Multi-awarded actors Viggo Mortensen and Mahershala Ali star in the buddy road trip movie Green Book, which takes its title from The Negro Motorist Green Book, an annual travel guide published annually from 1936 to 1966.
The travel guide listed businesses and other establishments that served Black customers and enabled Black travelers to plan their road trips to help them avoid harassment, arrest, or violence.
The Green Book, as it was called, was created and published by an African-American New York City mailman, Victor Hugo Green, and became an indispensable survival tool for African Americans travelling by car.
Originally it covered only the New York area, but it gradually expanded to cover most of North America, the Caribbean and Bermuda.

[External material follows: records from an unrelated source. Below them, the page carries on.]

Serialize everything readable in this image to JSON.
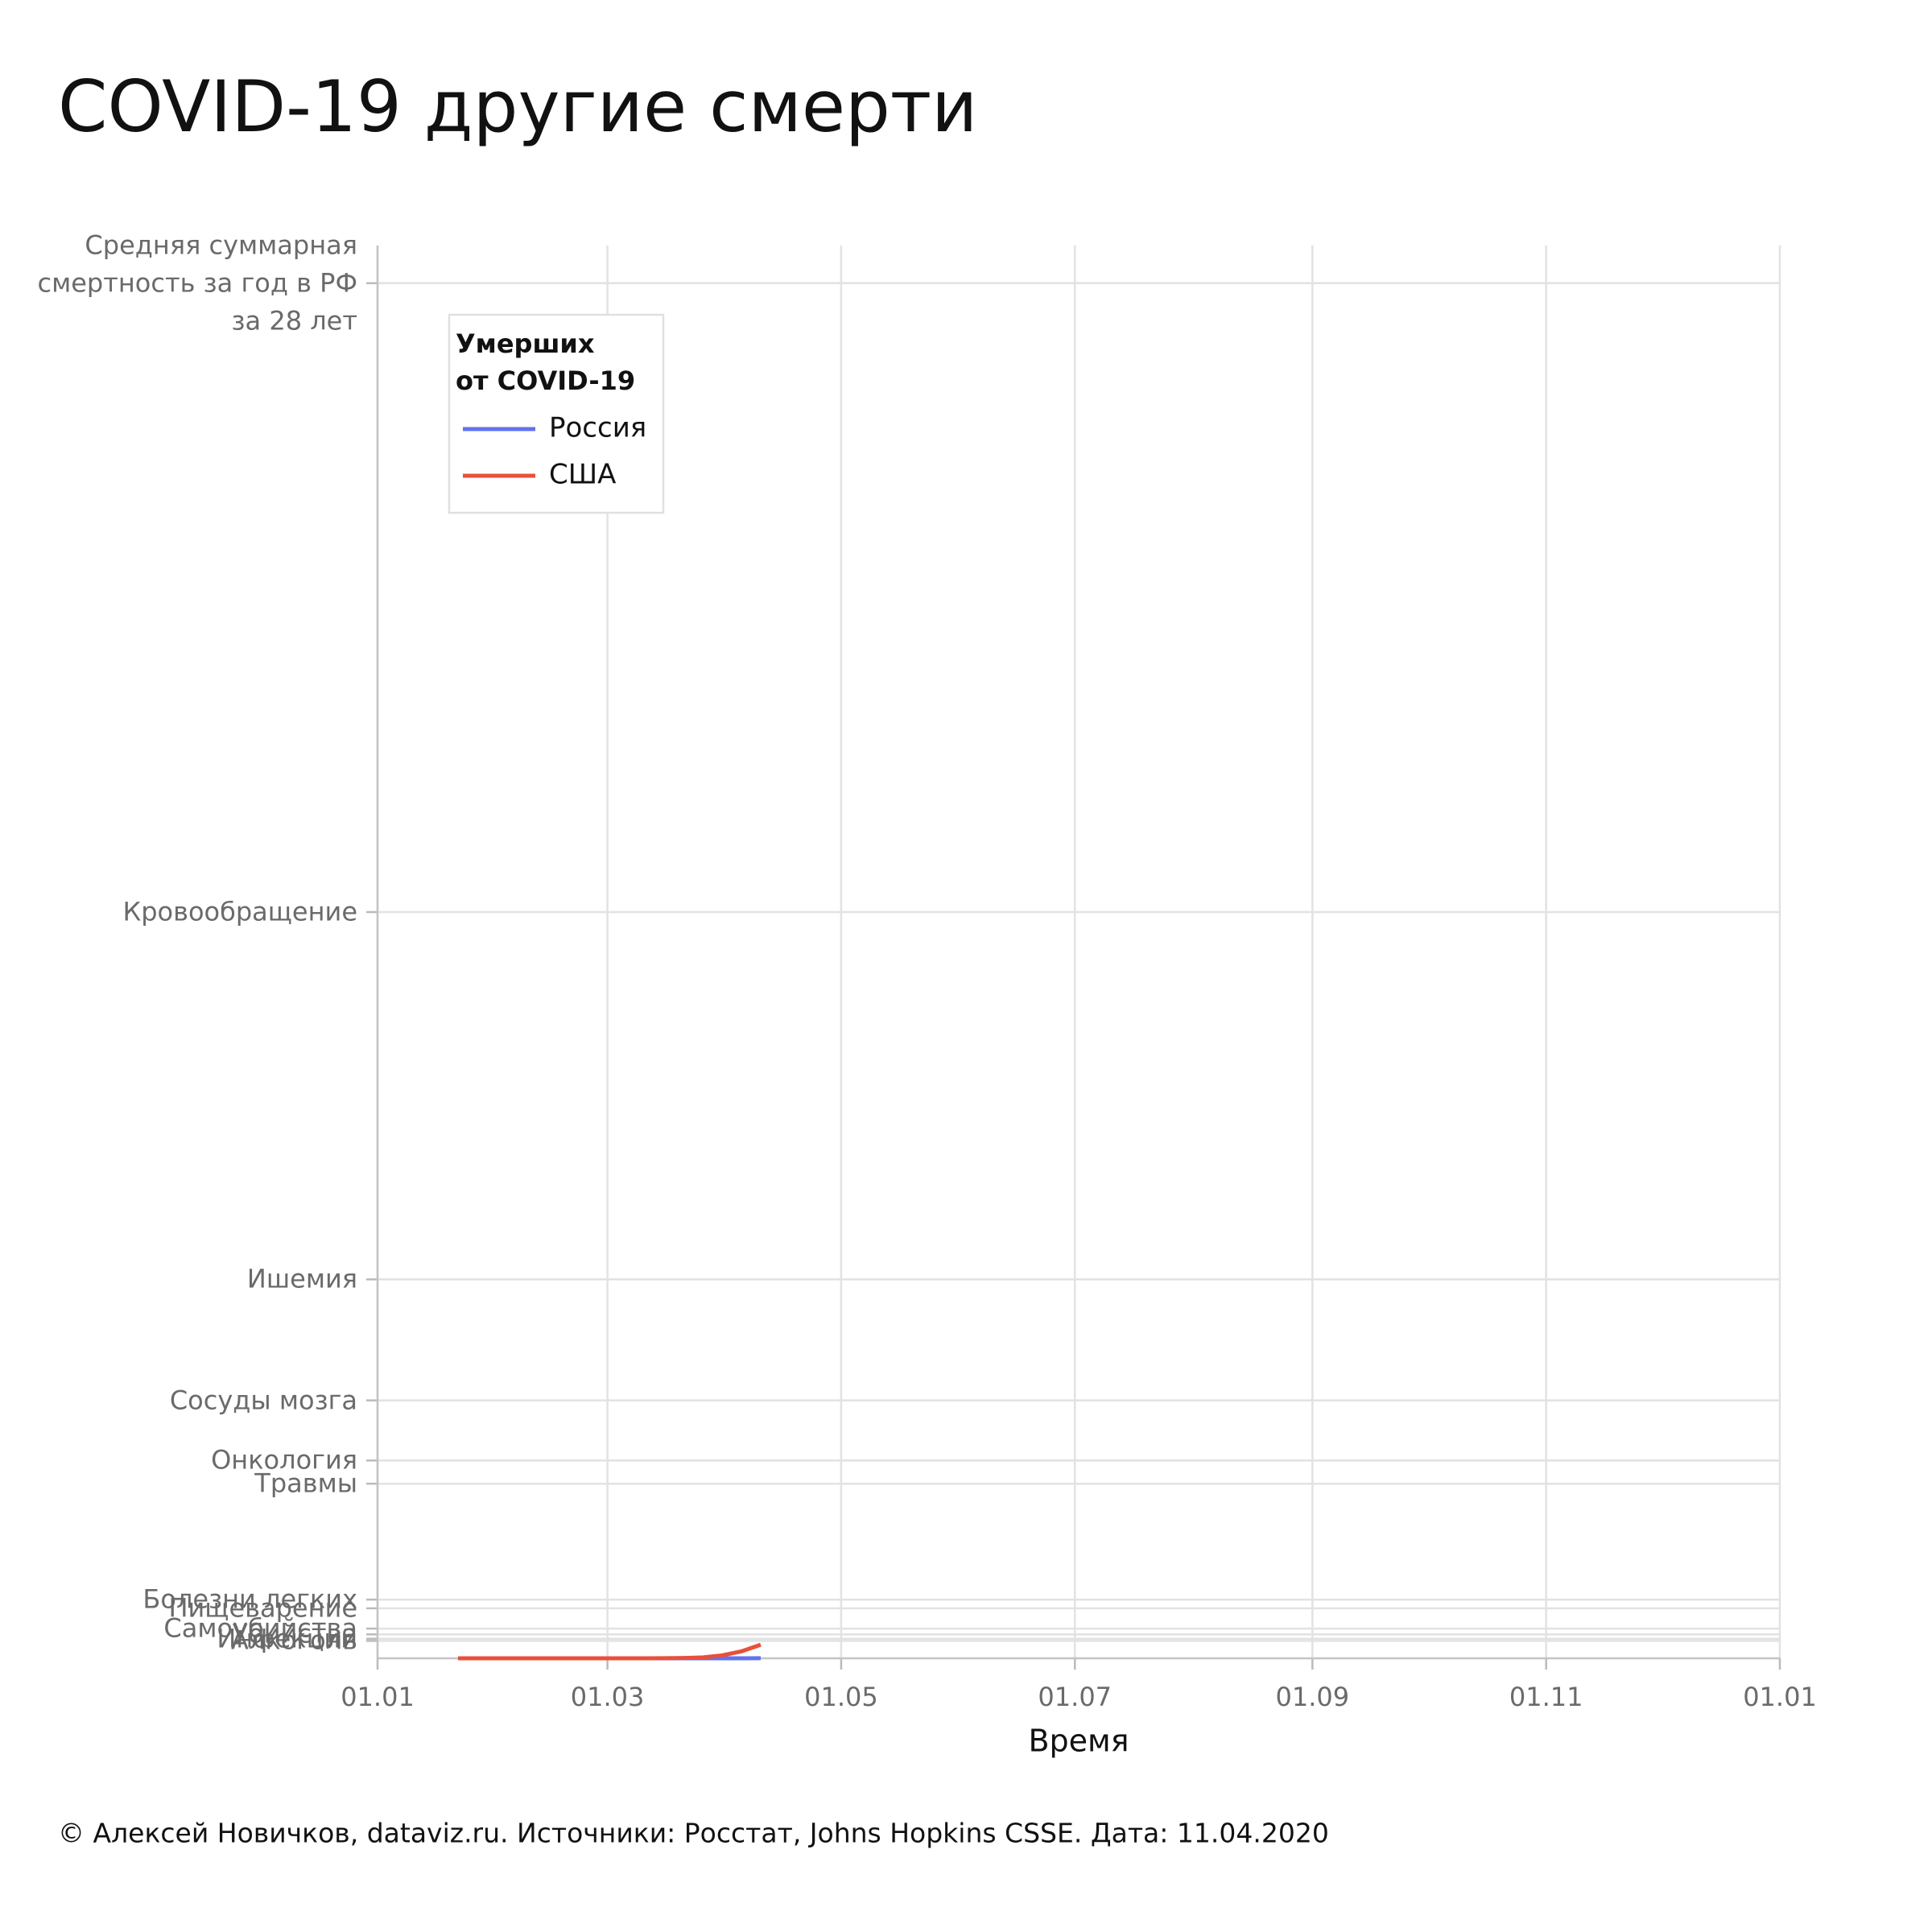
{
  "chart_data": {
    "type": "line",
    "title": "COVID-19 другие смерти",
    "x_label": "Время",
    "footer": "© Алексей Новичков, dataviz.ru. Источники: Росстат, Johns Hopkins CSSE. Дата: 11.04.2020",
    "legend_title": [
      "Умерших",
      "от COVID-19"
    ],
    "legend_position": "upper left",
    "grid": true,
    "x": [
      21,
      40,
      60,
      70,
      75,
      80,
      85,
      90,
      95,
      100
    ],
    "series": [
      {
        "name": "Россия",
        "color": "#6272ef",
        "values": [
          0,
          0,
          0,
          0,
          0,
          1,
          3,
          17,
          45,
          94
        ]
      },
      {
        "name": "США",
        "color": "#e8503a",
        "values": [
          0,
          0,
          1,
          38,
          108,
          427,
          1209,
          4076,
          9619,
          18777
        ]
      }
    ],
    "xlim": [
      0,
      366
    ],
    "xticks": [
      {
        "value": 0,
        "label": "01.01"
      },
      {
        "value": 60,
        "label": "01.03"
      },
      {
        "value": 121,
        "label": "01.05"
      },
      {
        "value": 182,
        "label": "01.07"
      },
      {
        "value": 244,
        "label": "01.09"
      },
      {
        "value": 305,
        "label": "01.11"
      },
      {
        "value": 366,
        "label": "01.01"
      }
    ],
    "ylim": [
      0,
      1950000
    ],
    "yticks": [
      {
        "value": 1898000,
        "label": "Средняя суммарная\nсмертность за год в РФ\nза 28 лет"
      },
      {
        "value": 1030000,
        "label": "Кровообращение"
      },
      {
        "value": 523000,
        "label": "Ишемия"
      },
      {
        "value": 356000,
        "label": "Сосуды мозга"
      },
      {
        "value": 273000,
        "label": "Онкология"
      },
      {
        "value": 241000,
        "label": "Травмы"
      },
      {
        "value": 81000,
        "label": "Болезни легких"
      },
      {
        "value": 69000,
        "label": "Пищеварение"
      },
      {
        "value": 41000,
        "label": "Самоубийства"
      },
      {
        "value": 33000,
        "label": "Убийства"
      },
      {
        "value": 27000,
        "label": "Инфекции"
      },
      {
        "value": 24000,
        "label": "Алкоголь"
      }
    ]
  }
}
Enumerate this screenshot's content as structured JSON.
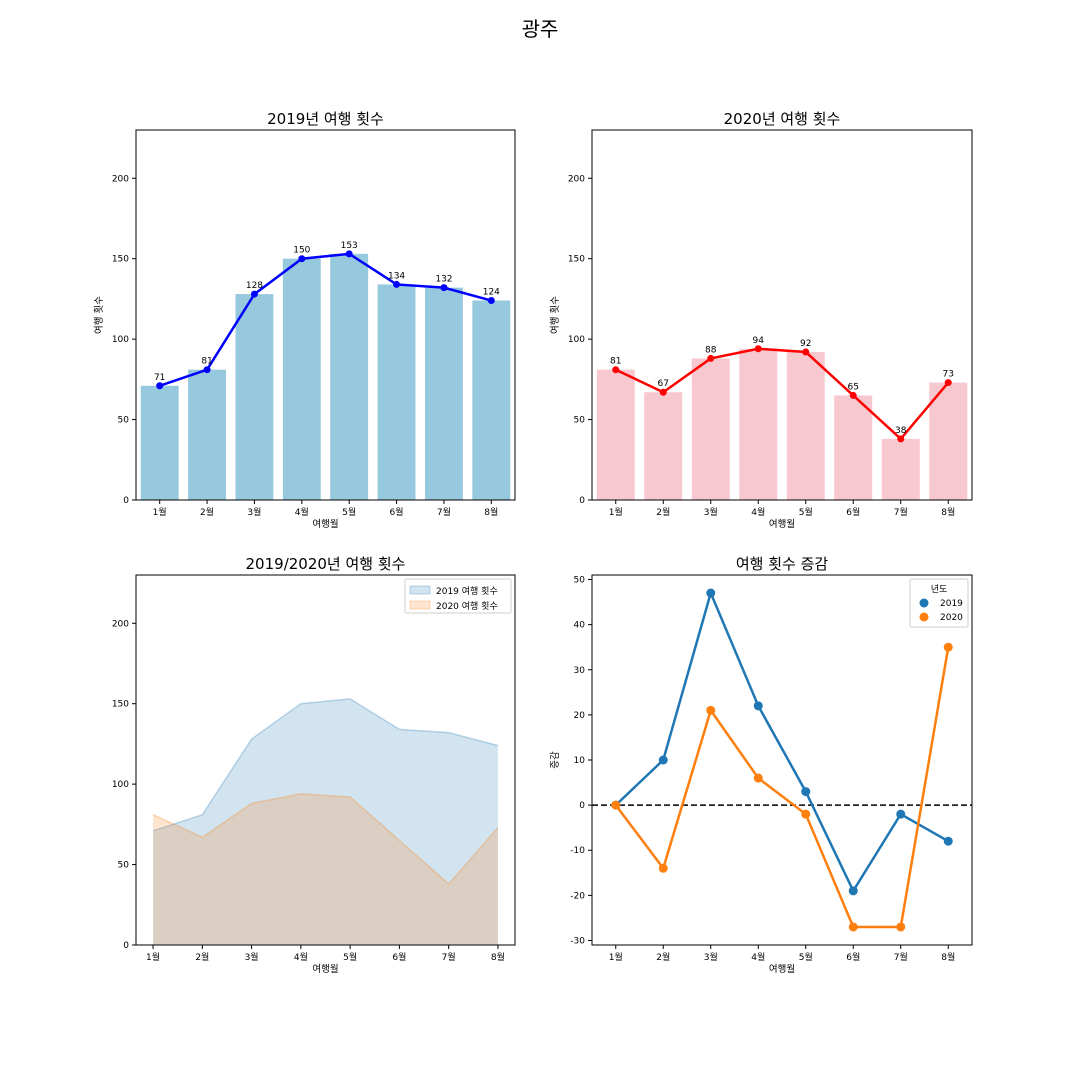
{
  "figure": {
    "suptitle": "광주"
  },
  "chart_data": [
    {
      "type": "bar",
      "title": "2019년 여행 횟수",
      "xlabel": "여행월",
      "ylabel": "여행 횟수",
      "categories": [
        "1월",
        "2월",
        "3월",
        "4월",
        "5월",
        "6월",
        "7월",
        "8월"
      ],
      "values": [
        71,
        81,
        128,
        150,
        153,
        134,
        132,
        124
      ],
      "overlay_line": true,
      "data_labels": [
        "71",
        "81",
        "128",
        "150",
        "153",
        "134",
        "132",
        "124"
      ],
      "ylim": [
        0,
        230
      ],
      "yticks": [
        0,
        50,
        100,
        150,
        200
      ],
      "bar_color": "#96c8de",
      "line_color": "#0000ff",
      "grid": false
    },
    {
      "type": "bar",
      "title": "2020년 여행 횟수",
      "xlabel": "여행월",
      "ylabel": "여행 횟수",
      "categories": [
        "1월",
        "2월",
        "3월",
        "4월",
        "5월",
        "6월",
        "7월",
        "8월"
      ],
      "values": [
        81,
        67,
        88,
        94,
        92,
        65,
        38,
        73
      ],
      "overlay_line": true,
      "data_labels": [
        "81",
        "67",
        "88",
        "94",
        "92",
        "65",
        "38",
        "73"
      ],
      "ylim": [
        0,
        230
      ],
      "yticks": [
        0,
        50,
        100,
        150,
        200
      ],
      "bar_color": "#f8c8d0",
      "line_color": "#ff0000",
      "grid": false
    },
    {
      "type": "area",
      "title": "2019/2020년 여행 횟수",
      "xlabel": "여행월",
      "ylabel": "",
      "categories": [
        "1월",
        "2월",
        "3월",
        "4월",
        "5월",
        "6월",
        "7월",
        "8월"
      ],
      "series": [
        {
          "name": "2019 여행 횟수",
          "values": [
            71,
            81,
            128,
            150,
            153,
            134,
            132,
            124
          ],
          "color": "#1f77b4"
        },
        {
          "name": "2020 여행 횟수",
          "values": [
            81,
            67,
            88,
            94,
            92,
            65,
            38,
            73
          ],
          "color": "#ff7f0e"
        }
      ],
      "ylim": [
        0,
        230
      ],
      "yticks": [
        0,
        50,
        100,
        150,
        200
      ],
      "legend": "top-right",
      "grid": false
    },
    {
      "type": "line",
      "title": "여행 횟수 증감",
      "xlabel": "여행월",
      "ylabel": "증감",
      "categories": [
        "1월",
        "2월",
        "3월",
        "4월",
        "5월",
        "6월",
        "7월",
        "8월"
      ],
      "series": [
        {
          "name": "2019",
          "values": [
            0,
            10,
            47,
            22,
            3,
            -19,
            -2,
            -8
          ],
          "color": "#1f77b4"
        },
        {
          "name": "2020",
          "values": [
            0,
            -14,
            21,
            6,
            -2,
            -27,
            -27,
            35
          ],
          "color": "#ff7f0e"
        }
      ],
      "legend_title": "년도",
      "legend": "top-right",
      "ylim": [
        -31,
        51
      ],
      "yticks": [
        -30,
        -20,
        -10,
        0,
        10,
        20,
        30,
        40,
        50
      ],
      "zero_line": true,
      "grid": false
    }
  ]
}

In the U.S, it became invaluable in the South, where Jim Crow segregation laws varied by county and state, and unofficial rules in “Sundown towns” forbade Black Americans from being out after dark.
After President Lyndon B. Johnson signed the Civil Rights Act of 1964, segregation between black and white became illegal, The Green Book was no longer needed, and it slowly faded into history.
It is a movie 50 years in the making, now comes a story about an unlikely friendship which the book was a major part of. Mortensen takes on the role of Tony Vallelonga and Ali dons the ironed out character of Dr. Shirley.
Based on stories told by Tony to his oldest son Nick, grew up hearing about his father’s journey with Don Shirley. Tony had grown up in The Bronx and had landed a job at the Copacabana night club, where he worked for 12 years, rubbing elbows with mob honchos and celebrities, including Frank Sinatra, Tony Bennett and Bobby Darin. Although he stopped going to school after the seventh grade, he was garrulous and charismatic, and earned his nickname for his reputation of being able to persuade anybody of just about anything.
Green Book opens today in cinemas from Pioneer Films.